Eligible use of proceeds range from categories such as renewable energy to sustainable waste and water management for green bonds, and from SME financing and microfinance to access to essential services for social bonds.

After establishing its framework in October 2018, KB issued the first sustainability bond from a South Korean bank, a $300m trade, and then in January it attracted some $1.7bn of orders to a $450m Tier 2 sustainability bond – the issuer’s first offshore Tier 2.

Matthew Dong Seok Gim, head of treasury team, trading/capital markets department, at Kookmin Bank, told Bank+Insurance Hybrid Capital that KB sees ESG as a “megatrend” that it should follow.
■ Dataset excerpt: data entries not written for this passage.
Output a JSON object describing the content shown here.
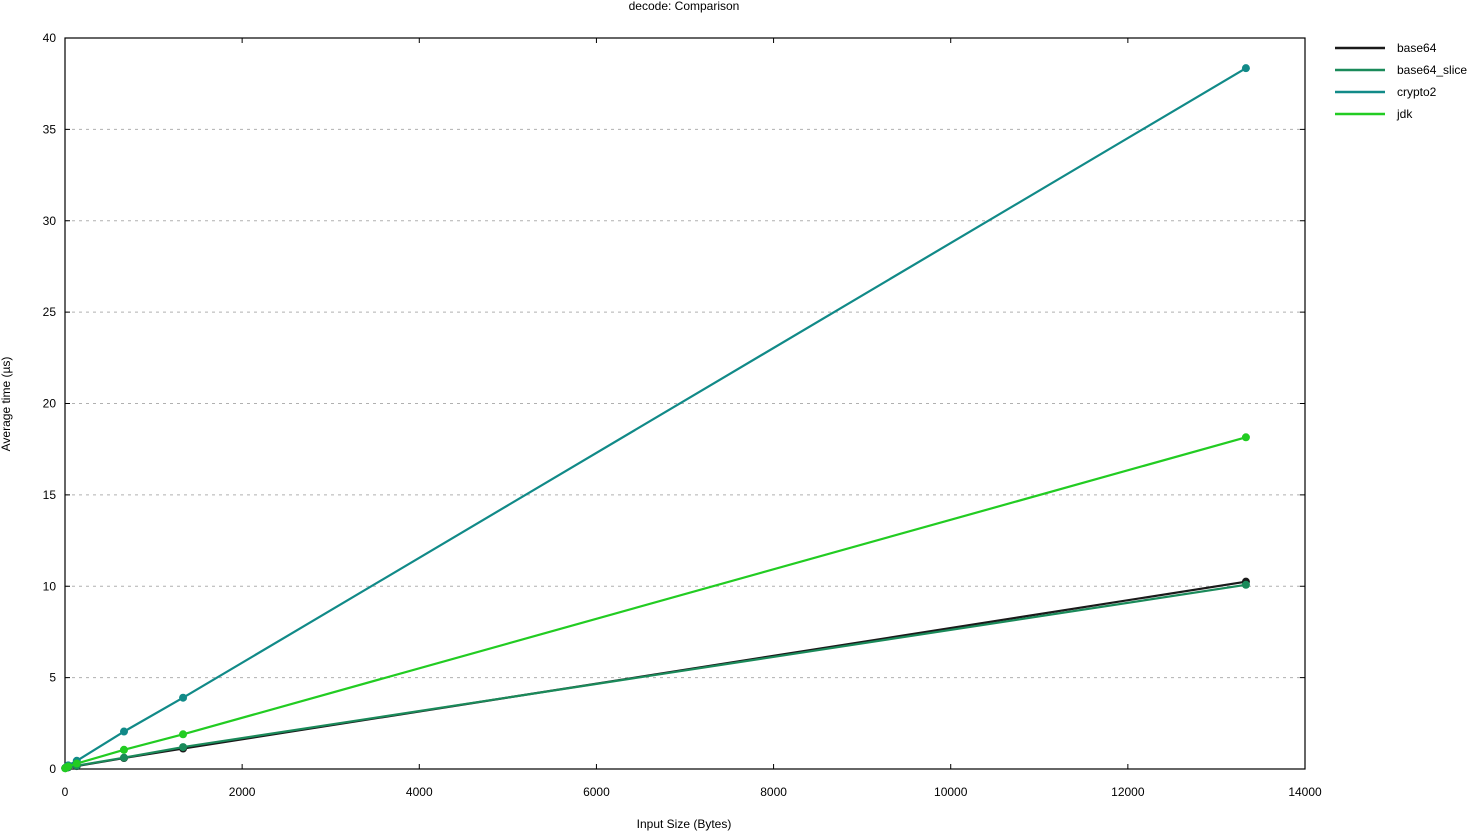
{
  "chart_data": {
    "type": "line",
    "title": "decode: Comparison",
    "xlabel": "Input Size (Bytes)",
    "ylabel": "Average time (µs)",
    "xlim": [
      0,
      14000
    ],
    "ylim": [
      0,
      40
    ],
    "xticks": [
      0,
      2000,
      4000,
      6000,
      8000,
      10000,
      12000,
      14000
    ],
    "yticks": [
      0,
      5,
      10,
      15,
      20,
      25,
      30,
      35,
      40
    ],
    "grid": "horizontal",
    "legend_position": "top-right",
    "series": [
      {
        "name": "base64",
        "color": "#1a1a1a",
        "x": [
          3,
          13,
          36,
          133,
          666,
          1333,
          13333
        ],
        "y": [
          0.05,
          0.07,
          0.09,
          0.16,
          0.6,
          1.12,
          10.25
        ]
      },
      {
        "name": "base64_slice",
        "color": "#1a8a5a",
        "x": [
          3,
          13,
          36,
          133,
          666,
          1333,
          13333
        ],
        "y": [
          0.05,
          0.07,
          0.1,
          0.18,
          0.62,
          1.2,
          10.08
        ]
      },
      {
        "name": "crypto2",
        "color": "#118a88",
        "x": [
          3,
          13,
          36,
          133,
          666,
          1333,
          13333
        ],
        "y": [
          0.05,
          0.1,
          0.2,
          0.45,
          2.05,
          3.9,
          38.35
        ]
      },
      {
        "name": "jdk",
        "color": "#22cc22",
        "x": [
          3,
          13,
          36,
          133,
          666,
          1333,
          13333
        ],
        "y": [
          0.04,
          0.08,
          0.14,
          0.3,
          1.05,
          1.9,
          18.15
        ]
      }
    ]
  }
}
He noted that in the field of equity, ESG considerations have become increasingly statutory, and that if similar obligations develop in fixed income, being a first-mover could prove advantageous. The bank, having ample suitable assets, therefore established its sustainable financing framework to be at the forefront of developments, added Gim.

Having issued the senior and then Tier 2 deals, KB then stayed with the format for its first AT1, which it embarked upon as part of its regular funding plan and capital adequacy management strategy. The bank has the highest CET1 among commercial banks, but decided to raise AT1 to enhance its capital as outstanding Tier 2 amortizes, according to Gim.

Its AT1 is the first from Korea with two investment grade ratings, being rated Baa3/BBB+.

The mandate was announced on 11 June and, following a roadshow taking in Asia, Europe and the US, the 144A/Reg S deal was launched on 25 June. Following initial price thoughts of 4.70%, guidance was set at 4.35%-4.40%, and the deal was ultimately priced at 4.35% on the back of some $2.7bn of demand.

Gim said the bank was particularly pleased to see strong demand from US accounts for its first trade in 144A format in almost two years.

KB’s sustainability bond issuance has meanwhile led to an increase of around one-third in the number of accounts participating, according to Gim, although he said it is too early to judge how this positive development may be affecting pricing.

Ahead of the latest sustainability issue, KB released its first sustainable financing report. Gim noted that although under best practice issuers release such reports around a year after issuance, KB did so much earlier, highlighting how seriously the issuer takes its sustainability reporting.